NORDHORN/ELSFLETH -
Mit 24:34 unterlag der ETB beim Titelaspiranten HSG Nordhorn. Leistung und Einstellungen stimmte aber dennoch.
NORDHORN/ELSFLETH/JAN - Mit 24:34 (9:16) unterlagen die Handballerinnen des Elsflether TB beim Tabellenzweiten HSG Nordhorn scheinbar chancenlos, doch Iris Lammers meinte nach dem Spiel: „Wir sind zu blöde gewesen.“ In der Tat hätte der ETB wie im Hinspiel, das 23:23 endete, den Titelanwärter erneut ärgern können. „Mit Heinke Mehrtens und Janine Matschei hätten wir wohl nicht verloren“, schaute ETB-Coach Patrick Tulikowski auch ein wenig traurig in Richtung Auswechselbank der Gastgeber, die komplett gefüllt war.Beim Elsflether TB gab es keine Auswechselmöglichkeiten, halfen aus der Zweiten Ute Hedegger und Nathalie Adami aus und machten ihre Sache gut. „Ohne Heinke und Janine mussten wir umbauen, was die ohnehin schwere Aufgabe nicht erleichterte.

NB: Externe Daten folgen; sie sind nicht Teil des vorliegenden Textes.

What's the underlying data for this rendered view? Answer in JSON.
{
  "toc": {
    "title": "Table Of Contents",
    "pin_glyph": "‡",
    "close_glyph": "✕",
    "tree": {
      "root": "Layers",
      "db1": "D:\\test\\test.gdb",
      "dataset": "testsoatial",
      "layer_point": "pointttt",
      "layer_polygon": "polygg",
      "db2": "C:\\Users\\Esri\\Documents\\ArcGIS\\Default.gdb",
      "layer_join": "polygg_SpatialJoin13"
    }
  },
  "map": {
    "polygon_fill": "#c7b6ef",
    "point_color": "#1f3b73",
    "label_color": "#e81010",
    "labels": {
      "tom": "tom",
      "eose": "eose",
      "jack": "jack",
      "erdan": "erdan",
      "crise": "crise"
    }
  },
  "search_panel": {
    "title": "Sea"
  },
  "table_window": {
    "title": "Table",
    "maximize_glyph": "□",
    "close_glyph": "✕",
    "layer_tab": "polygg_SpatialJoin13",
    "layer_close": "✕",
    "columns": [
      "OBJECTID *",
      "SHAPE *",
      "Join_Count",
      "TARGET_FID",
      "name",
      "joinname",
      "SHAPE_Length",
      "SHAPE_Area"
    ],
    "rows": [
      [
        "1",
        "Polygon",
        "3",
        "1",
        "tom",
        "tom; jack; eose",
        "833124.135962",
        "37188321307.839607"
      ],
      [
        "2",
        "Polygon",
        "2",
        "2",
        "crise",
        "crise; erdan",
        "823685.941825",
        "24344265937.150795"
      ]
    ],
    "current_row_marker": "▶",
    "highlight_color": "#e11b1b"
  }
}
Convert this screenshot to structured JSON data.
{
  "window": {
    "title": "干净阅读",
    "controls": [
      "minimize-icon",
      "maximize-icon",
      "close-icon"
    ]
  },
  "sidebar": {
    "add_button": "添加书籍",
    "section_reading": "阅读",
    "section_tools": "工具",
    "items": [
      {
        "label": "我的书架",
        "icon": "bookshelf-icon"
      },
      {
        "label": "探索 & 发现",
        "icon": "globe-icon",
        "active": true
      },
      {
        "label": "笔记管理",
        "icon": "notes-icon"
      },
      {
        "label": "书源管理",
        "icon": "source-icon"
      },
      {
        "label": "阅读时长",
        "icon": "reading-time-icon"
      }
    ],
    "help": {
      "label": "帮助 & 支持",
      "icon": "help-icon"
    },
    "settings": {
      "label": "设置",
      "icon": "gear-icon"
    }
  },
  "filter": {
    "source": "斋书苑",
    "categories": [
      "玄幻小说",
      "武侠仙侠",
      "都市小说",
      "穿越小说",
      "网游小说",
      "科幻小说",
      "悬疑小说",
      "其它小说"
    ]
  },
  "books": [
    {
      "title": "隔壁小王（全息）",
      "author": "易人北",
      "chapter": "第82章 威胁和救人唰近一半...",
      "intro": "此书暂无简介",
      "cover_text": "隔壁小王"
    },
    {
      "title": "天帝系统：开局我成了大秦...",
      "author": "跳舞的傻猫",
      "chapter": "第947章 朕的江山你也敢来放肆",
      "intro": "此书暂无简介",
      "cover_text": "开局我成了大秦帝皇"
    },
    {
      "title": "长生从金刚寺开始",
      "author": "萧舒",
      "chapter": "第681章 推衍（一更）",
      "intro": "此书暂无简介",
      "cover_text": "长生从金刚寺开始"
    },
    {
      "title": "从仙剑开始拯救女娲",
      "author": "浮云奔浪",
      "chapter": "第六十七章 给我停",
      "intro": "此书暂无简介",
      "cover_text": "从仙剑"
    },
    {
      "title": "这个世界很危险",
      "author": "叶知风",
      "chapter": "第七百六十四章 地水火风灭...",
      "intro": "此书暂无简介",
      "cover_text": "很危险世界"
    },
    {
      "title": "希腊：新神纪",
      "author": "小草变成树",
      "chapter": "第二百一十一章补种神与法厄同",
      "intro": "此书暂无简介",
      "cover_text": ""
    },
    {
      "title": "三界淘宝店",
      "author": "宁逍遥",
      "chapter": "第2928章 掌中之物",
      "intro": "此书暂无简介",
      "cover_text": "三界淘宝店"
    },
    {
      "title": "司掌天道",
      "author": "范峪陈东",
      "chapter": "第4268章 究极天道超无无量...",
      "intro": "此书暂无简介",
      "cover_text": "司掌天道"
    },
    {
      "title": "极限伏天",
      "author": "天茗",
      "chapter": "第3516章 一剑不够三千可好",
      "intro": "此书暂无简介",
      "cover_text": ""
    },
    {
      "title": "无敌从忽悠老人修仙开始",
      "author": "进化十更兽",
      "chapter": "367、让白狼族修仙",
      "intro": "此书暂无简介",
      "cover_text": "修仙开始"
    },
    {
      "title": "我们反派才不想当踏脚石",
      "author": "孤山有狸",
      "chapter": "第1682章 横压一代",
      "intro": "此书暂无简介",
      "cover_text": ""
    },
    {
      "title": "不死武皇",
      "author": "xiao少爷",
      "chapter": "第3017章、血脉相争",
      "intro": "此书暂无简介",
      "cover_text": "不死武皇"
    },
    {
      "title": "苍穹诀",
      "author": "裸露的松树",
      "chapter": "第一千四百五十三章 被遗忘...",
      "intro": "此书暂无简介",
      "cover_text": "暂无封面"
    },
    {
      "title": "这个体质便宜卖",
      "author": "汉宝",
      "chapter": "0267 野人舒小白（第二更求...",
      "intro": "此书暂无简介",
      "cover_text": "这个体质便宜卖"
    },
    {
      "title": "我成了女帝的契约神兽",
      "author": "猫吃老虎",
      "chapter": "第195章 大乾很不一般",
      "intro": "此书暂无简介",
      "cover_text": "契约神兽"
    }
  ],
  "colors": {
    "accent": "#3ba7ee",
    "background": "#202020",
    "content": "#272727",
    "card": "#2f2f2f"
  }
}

Dennoch haben wir uns gegenüber dem Spiel in Oldenburg besser verkauft“, so Tulikowski, der erwartungsgemäß HSG-Torjägerin und Spielmacherin Simone Wegter durch Karina Eggers von Beginn an kurz decken ließ, wofür sie sich ein Extralob verdiente. Wegter, im Hinspiel noch herausragende Schützin und Anspielerin für Kerstin Großmann, erzielte wie die Kreisläuferin nur ein Feldtor. Aber Nordhorn hatte Alternativen und Antworten parat. So traf die 16-jährige Auswahlspielerin Wibke Osterloh sechsmal, davon fünfmal per Tempogegenstoß.
Beim ETB lief zunächst im Angriff gegen die offensive HSG-Abwehr nicht so viel, was angesichts der Umstellungen nicht überraschen konnte. Aber nachdem sich Nordhorn von 12:9 (21.) auf 15:9 bedingt durch eine Zeitstrafe des ETB abgesetzt hatte und zur Pause mit 16:9 führte, gab es dennoch eine Chance zur Wende.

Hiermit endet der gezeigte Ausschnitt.